Douglas Rain, HAL 9000's voice in '2001: A Space Odyssey,' has died. He was 90.

"I'm sorry, Dave, I'm afraid I can't do that."

Douglas Rain, the actor who performed the voice of the computer Hal 9000 in Stanley Kubrick's film '2001: A Space Odyssey,' has died. He was 90 years old.

A transcript of the '2001' voice recording session in the Stanley Kubrick archives at the University of the Arts, London shows that Kubrick didn't give much direction to Rain, just a few brief notes like this:

— "Sound a little more like it's a peculiar request."

— "A little more concerned."

— "Just try it closer and more depressed."

From an archival New York Times article about the story that led to Rain being cast as the computer's voice in '2001' ---

The "2001" historian David Larson said that "Kubrick came up with the final HAL voice very late in the process.

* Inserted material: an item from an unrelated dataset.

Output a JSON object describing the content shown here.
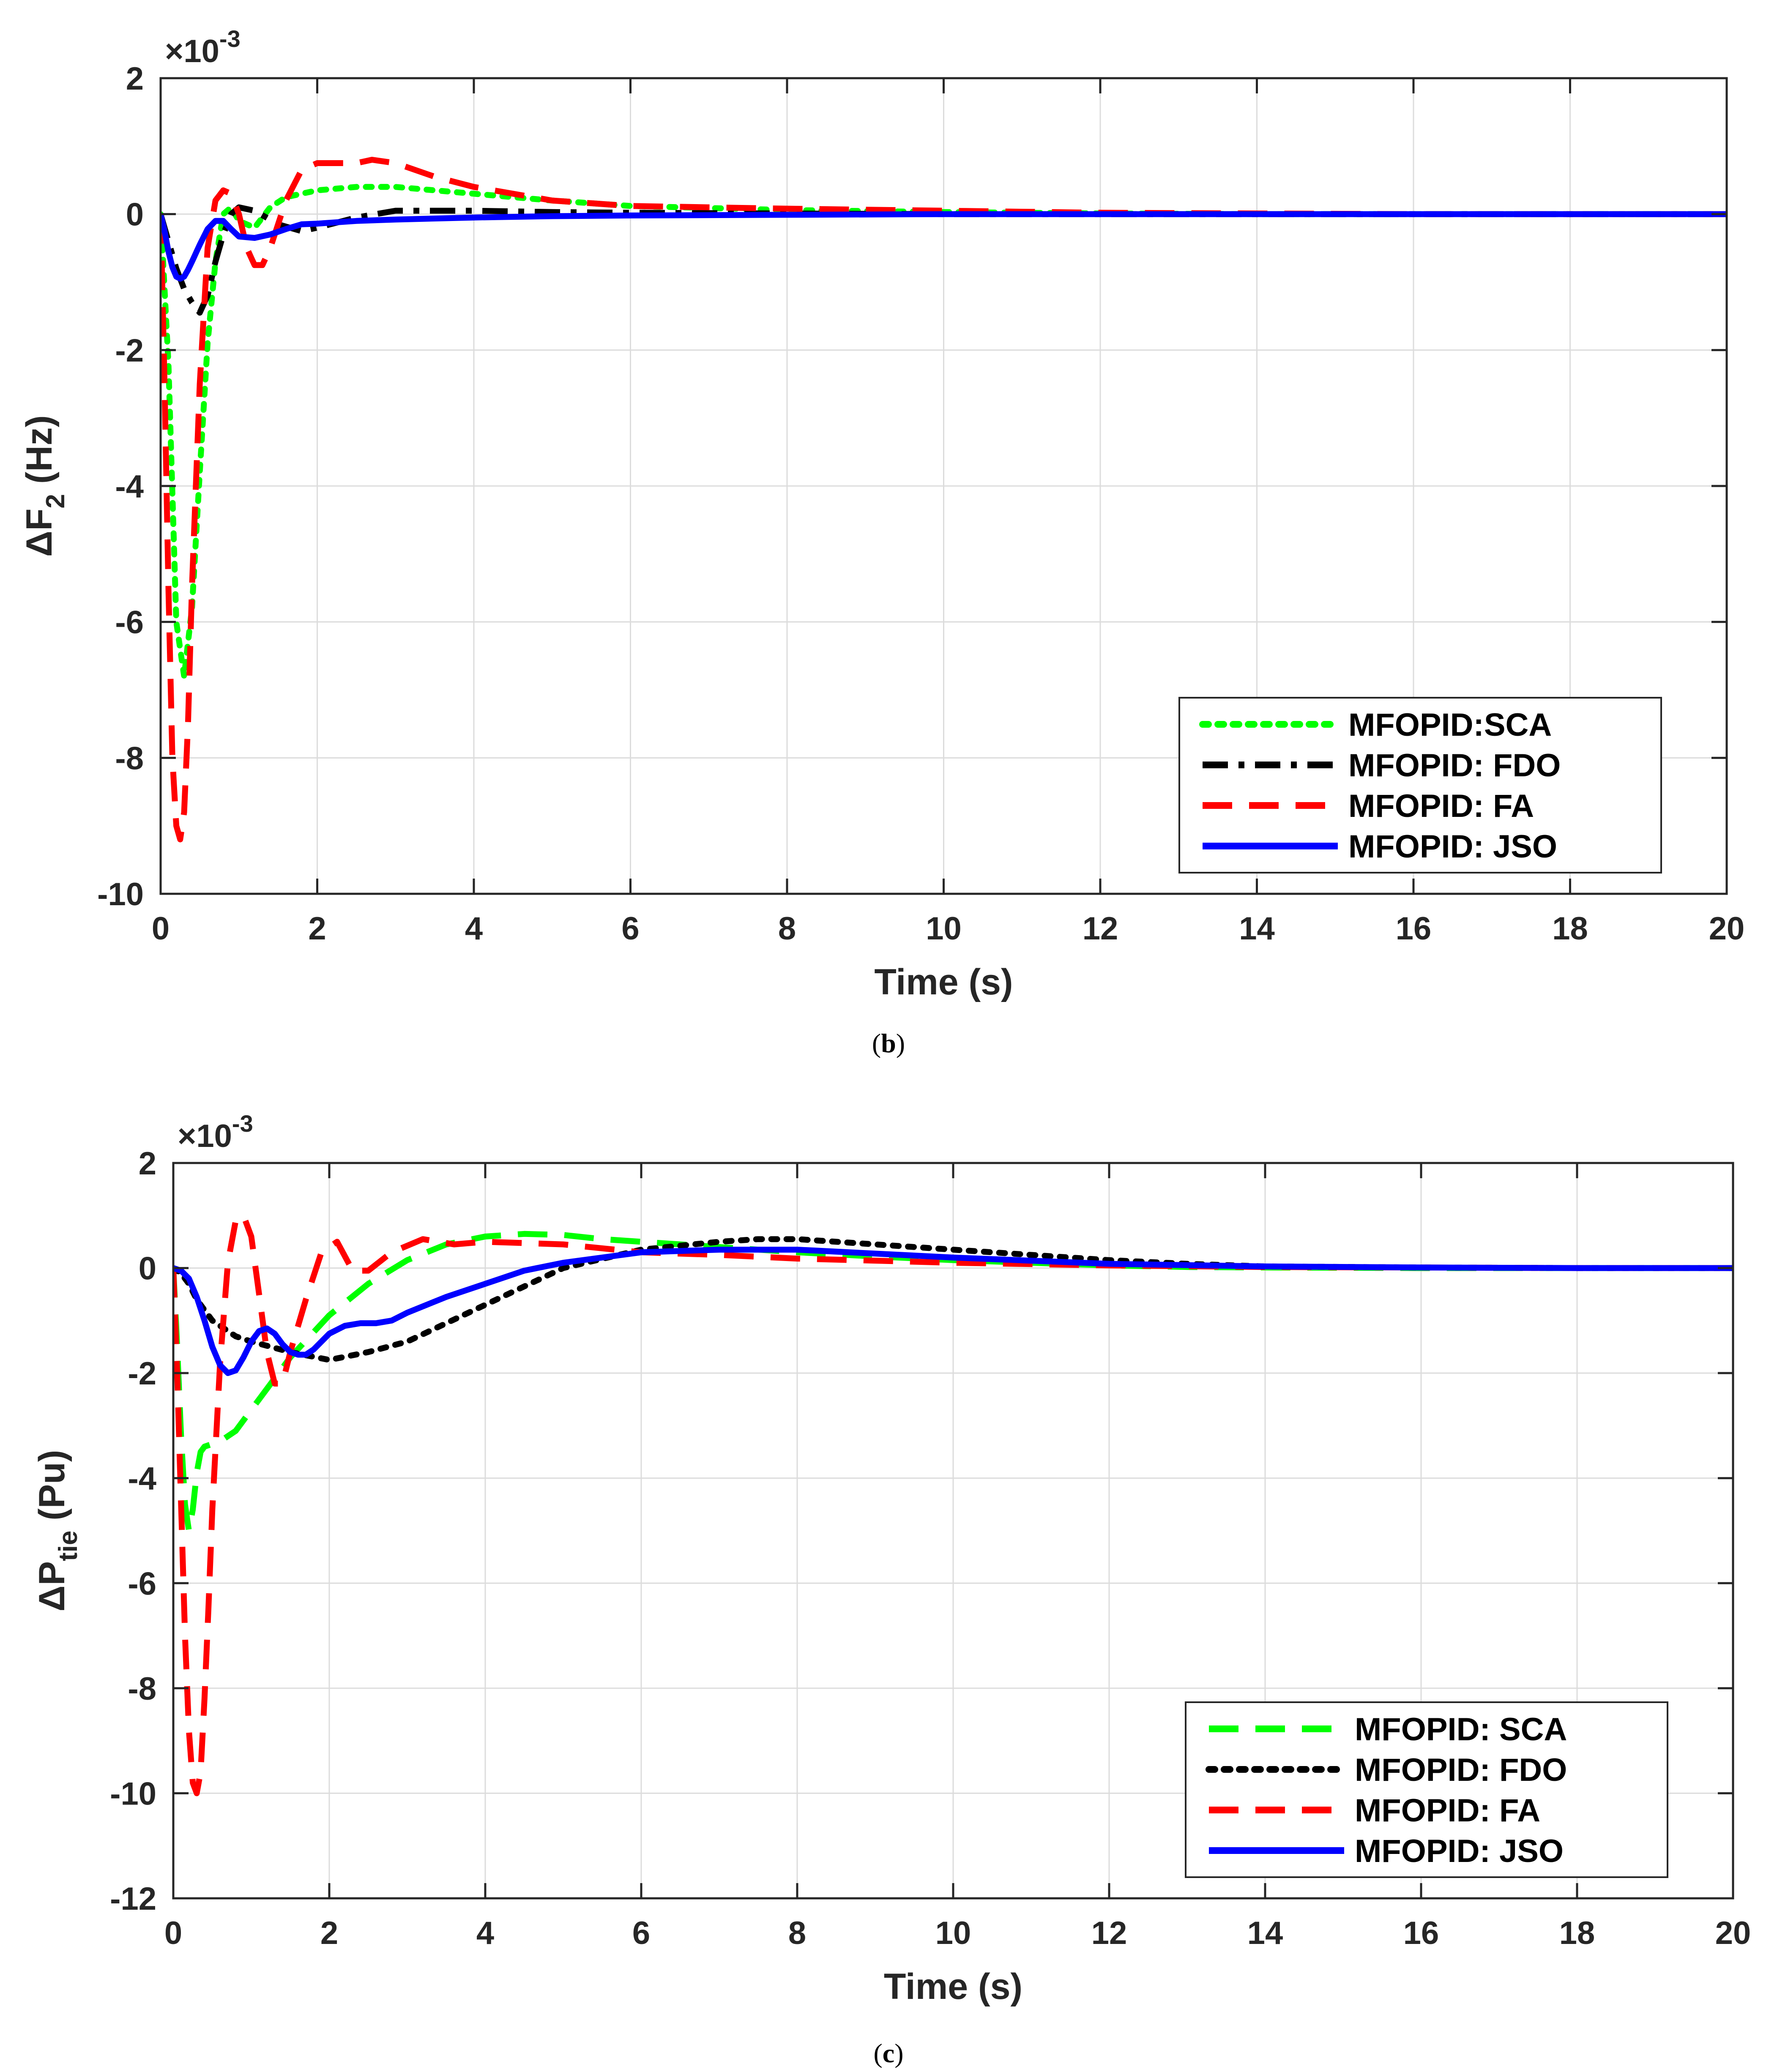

It was determined during '2001' planning that in the future the large majority of computer command and communication inputs would be via voice, rather than via typewriter."

But artificial intelligence was decades from a convincing facsimile of a human voice — and who was to say how a computer should sound anyway?

To play HAL, Kubrick settled on Martin Balsam, who had won the best supporting actor Oscar for "A Thousand Clowns." Perhaps there was a satisfying echo that appealed to Kubrick — both were from the Bronx and sounded like it.